Maven in Houston, TX
by David Loewy
August 30, 2009

They say (roughly) that you can't be a prophet in your own home town. Unfortunately, that was the gig. This past weekend, I flew down to Houston, Texas, to Congregation Emanu El (where I spent the first 18 years of my life as a congregant), and opened their first day of religious school with a Maven performance of parashat Ki Tavo. Just to lay the scene a little more clearly, 400 plus students (Pre-K to 7th grade), their teachers, TA's, parents, and administrators, all fresh from their summer vacations, ambled into a beautiful cathedral of a sanctuary, and lucky me, it was my task to engage them with the incredible dynamism of Moses's kvetchy memoir, the book of Deuteronomy. To put it mildly, I have had more auspiciously favored circumstances.

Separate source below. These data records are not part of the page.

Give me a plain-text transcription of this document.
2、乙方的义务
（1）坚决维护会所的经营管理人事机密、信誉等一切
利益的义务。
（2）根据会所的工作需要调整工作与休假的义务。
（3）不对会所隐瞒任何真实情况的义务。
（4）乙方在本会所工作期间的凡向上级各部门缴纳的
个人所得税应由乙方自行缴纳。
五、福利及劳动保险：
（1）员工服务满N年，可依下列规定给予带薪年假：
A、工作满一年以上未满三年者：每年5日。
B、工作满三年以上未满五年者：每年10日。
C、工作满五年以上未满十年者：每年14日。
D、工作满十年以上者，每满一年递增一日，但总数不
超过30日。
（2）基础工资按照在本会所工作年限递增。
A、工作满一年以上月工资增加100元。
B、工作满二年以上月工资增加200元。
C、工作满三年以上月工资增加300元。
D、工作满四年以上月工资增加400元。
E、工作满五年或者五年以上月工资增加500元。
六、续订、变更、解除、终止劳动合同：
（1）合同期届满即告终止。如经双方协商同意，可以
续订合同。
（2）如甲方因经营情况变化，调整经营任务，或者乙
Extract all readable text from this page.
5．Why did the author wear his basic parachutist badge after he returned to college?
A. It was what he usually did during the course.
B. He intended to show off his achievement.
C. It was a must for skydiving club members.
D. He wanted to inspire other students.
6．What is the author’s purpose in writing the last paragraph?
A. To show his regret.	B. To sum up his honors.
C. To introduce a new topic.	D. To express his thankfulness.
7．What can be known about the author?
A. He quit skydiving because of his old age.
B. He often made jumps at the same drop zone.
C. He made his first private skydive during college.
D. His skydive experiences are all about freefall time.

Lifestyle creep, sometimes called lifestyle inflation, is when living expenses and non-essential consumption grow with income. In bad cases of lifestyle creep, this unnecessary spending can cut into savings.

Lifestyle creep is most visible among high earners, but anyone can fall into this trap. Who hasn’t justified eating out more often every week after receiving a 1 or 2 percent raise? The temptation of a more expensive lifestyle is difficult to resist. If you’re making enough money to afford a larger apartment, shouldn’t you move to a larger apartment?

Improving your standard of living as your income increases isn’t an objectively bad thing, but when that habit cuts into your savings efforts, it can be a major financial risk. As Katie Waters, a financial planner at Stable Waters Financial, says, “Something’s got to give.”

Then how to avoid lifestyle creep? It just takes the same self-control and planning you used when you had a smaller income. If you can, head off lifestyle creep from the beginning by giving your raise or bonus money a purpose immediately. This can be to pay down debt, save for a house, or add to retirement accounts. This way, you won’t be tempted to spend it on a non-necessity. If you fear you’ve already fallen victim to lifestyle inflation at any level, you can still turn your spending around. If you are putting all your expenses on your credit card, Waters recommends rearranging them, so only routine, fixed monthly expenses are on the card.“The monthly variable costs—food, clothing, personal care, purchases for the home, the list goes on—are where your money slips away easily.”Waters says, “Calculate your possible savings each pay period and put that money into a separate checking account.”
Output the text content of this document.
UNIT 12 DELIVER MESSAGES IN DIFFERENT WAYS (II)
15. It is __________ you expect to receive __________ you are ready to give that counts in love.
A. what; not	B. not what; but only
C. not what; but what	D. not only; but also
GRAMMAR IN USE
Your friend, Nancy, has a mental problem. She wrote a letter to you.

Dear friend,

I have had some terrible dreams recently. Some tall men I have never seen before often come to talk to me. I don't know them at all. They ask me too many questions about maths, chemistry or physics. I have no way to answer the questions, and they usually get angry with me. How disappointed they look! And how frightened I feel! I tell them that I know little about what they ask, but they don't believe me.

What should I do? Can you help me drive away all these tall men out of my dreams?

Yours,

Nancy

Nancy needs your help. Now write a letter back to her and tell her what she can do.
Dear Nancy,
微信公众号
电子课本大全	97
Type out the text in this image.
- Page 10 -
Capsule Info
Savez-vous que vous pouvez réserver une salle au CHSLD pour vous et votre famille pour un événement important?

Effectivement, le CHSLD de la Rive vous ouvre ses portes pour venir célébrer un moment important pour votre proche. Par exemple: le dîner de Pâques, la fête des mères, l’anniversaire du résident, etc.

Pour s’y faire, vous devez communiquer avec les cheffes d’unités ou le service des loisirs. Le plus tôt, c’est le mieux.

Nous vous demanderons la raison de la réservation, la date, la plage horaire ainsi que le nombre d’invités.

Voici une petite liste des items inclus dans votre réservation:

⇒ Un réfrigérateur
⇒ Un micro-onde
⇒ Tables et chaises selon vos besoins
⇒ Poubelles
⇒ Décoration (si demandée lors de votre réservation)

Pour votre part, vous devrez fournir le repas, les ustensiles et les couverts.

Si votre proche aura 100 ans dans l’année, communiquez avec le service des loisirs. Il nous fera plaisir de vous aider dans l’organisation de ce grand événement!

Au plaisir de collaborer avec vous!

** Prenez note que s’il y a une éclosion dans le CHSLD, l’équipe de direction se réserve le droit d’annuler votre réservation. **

In a populist bit of stagecraft, I decided to enter from the congregation to begin the performance, and as I was walking up the aisle to the pulpit and climbed the steps, I had a drastic and lovely sense of deja vu. This was the bima where I was consecrated, became bar mitzvah, had my confirmation, and graduated Hebrew high school. This was the congregation that gave me my first teaching position, hired me as a storyteller, and helped send me to my beloved Jewish summer camp. The roots and signifiers of my personality lay plainly in the walls and in the assembled congregation. Truth be told, it was an effort to concentrate on the performance at that moment.

In Ki Tavo, Moses says to the people that for all they've been through, "G*d has not given you a heart to know or eyes to see or ears to hear until today." And when I first read that line, I thought it terribly rude. It seemed condescending to me to tell people who have experienced such drastic things as the Israelites had that they just didn't get it until now. Nonetheless, there I was, looking at one of the most familiar places in the world to me with a whole new point of view, one that synthesized everything the place had given me and put it in the context of my present self and my continuing pursuits.

My own experience of the performance ended up aligning completely with the central message of the show. The Torah, like my own life story to this point, is written, set fixedly in the parchment, but each time I am prompted to revisit the story, it meets me where I am. With the benefit of hindsight--a heart to know and eyes to see and ears to hear--the fixed text takes on new meaning. I must remember to visit again soon.